Rebeca Romero: “Igualdade salarial: uma decisão histórica que ainda revela o tamanho da desigualdade no Brasil”

Rebeca Romero: “Igualdade salarial: uma decisão histórica que ainda revela o tamanho da desigualdade no Brasil”

A decisão do Supremo Tribunal Federal de declarar constitucional a lei de igualdade salarial entre homens e mulheres vai muito além de uma discussão jurídica. Ela toca em uma ferida antiga da sociedade brasileira: a desigualdade no mercado de trabalho.

Em pleno 2026, ainda é necessário reafirmar algo que deveria ser óbvio: mulheres que exercem a mesma função, com a mesma responsabilidade e competência, devem receber o mesmo salário que os homens. Isso não é privilégio. É justiça.

A lei aprovada em 2023 e agora validada pelo STF cria mecanismos mais rígidos de transparência salarial e responsabilização das empresas. Na prática, obriga grandes empregadores a divulgarem relatórios sobre critérios de remuneração e estabelece punições quando houver discriminação comprovada. A decisão também reforça que igualdade não pode ser apenas um princípio bonito escrito na Constituição; ela precisa existir na vida real.

Os dados citados durante o julgamento revelam uma realidade preocupante. Mulheres continuam recebendo menos, mesmo quando possuem qualificação equivalente ou superior. Em muitos casos, não se trata de produtividade, experiência ou mérito. Trata-se de uma cultura estrutural que, historicamente, valorizou menos o trabalho feminino.

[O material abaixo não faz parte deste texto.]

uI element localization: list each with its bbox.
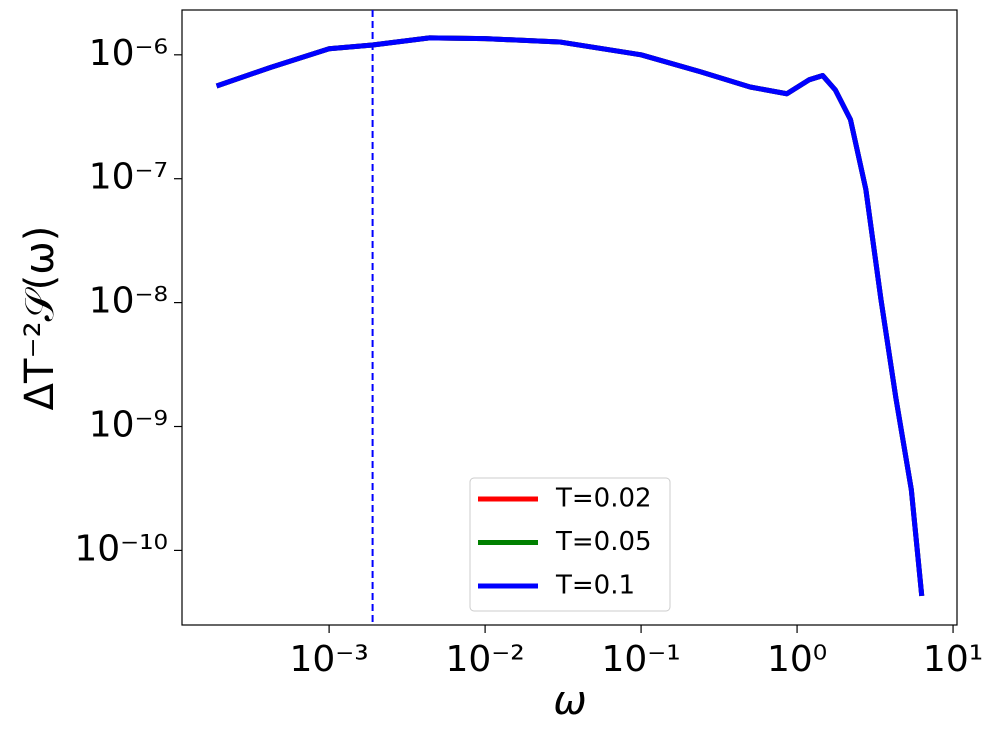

E aqui existe um ponto importante: defender igualdade salarial não é uma pauta de esquerda ou direita. É uma pauta de dignidade humana, de justiça social e de fortalecimento da família. Afinal, quando uma mulher recebe menos pelo mesmo trabalho, quem sofre não é apenas ela. Sofre sua casa, seus filhos e toda a estrutura familiar.

Também é preciso reconhecer que muitas mulheres carregam jornadas duplas e até triplas. Trabalham fora, cuidam da casa, acompanham os filhos e ainda enfrentam barreiras invisíveis para crescer profissionalmente. Mesmo assim, continuam sendo cobradas a provar competência o tempo inteiro.

A decisão do STF não resolve automaticamente o problema. Leis são importantes, mas transformação cultural exige vigilância, coragem e mudança de mentalidade. Empresas precisarão rever práticas internas. A sociedade precisará abandonar preconceitos silenciosos. E as próprias mulheres precisarão ocupar espaços sem pedir desculpas por sua capacidade.

Ao mesmo tempo, é necessário equilíbrio no debate. Transparência salarial não pode se transformar em perseguição ideológica ao setor produtivo. O desafio é construir um ambiente de justiça sem sufocar a livre iniciativa. O Brasil precisa de empresas fortes, mas também de relações de trabalho mais justas e honestas.

A igualdade salarial não é sobre colocar homens contra mulheres. É sobre reconhecer valor, mérito e dignidade sem distinção de gênero.

Uma sociedade madura não teme a igualdade. Ela entende que oportunidades justas fortalecem toda a nação.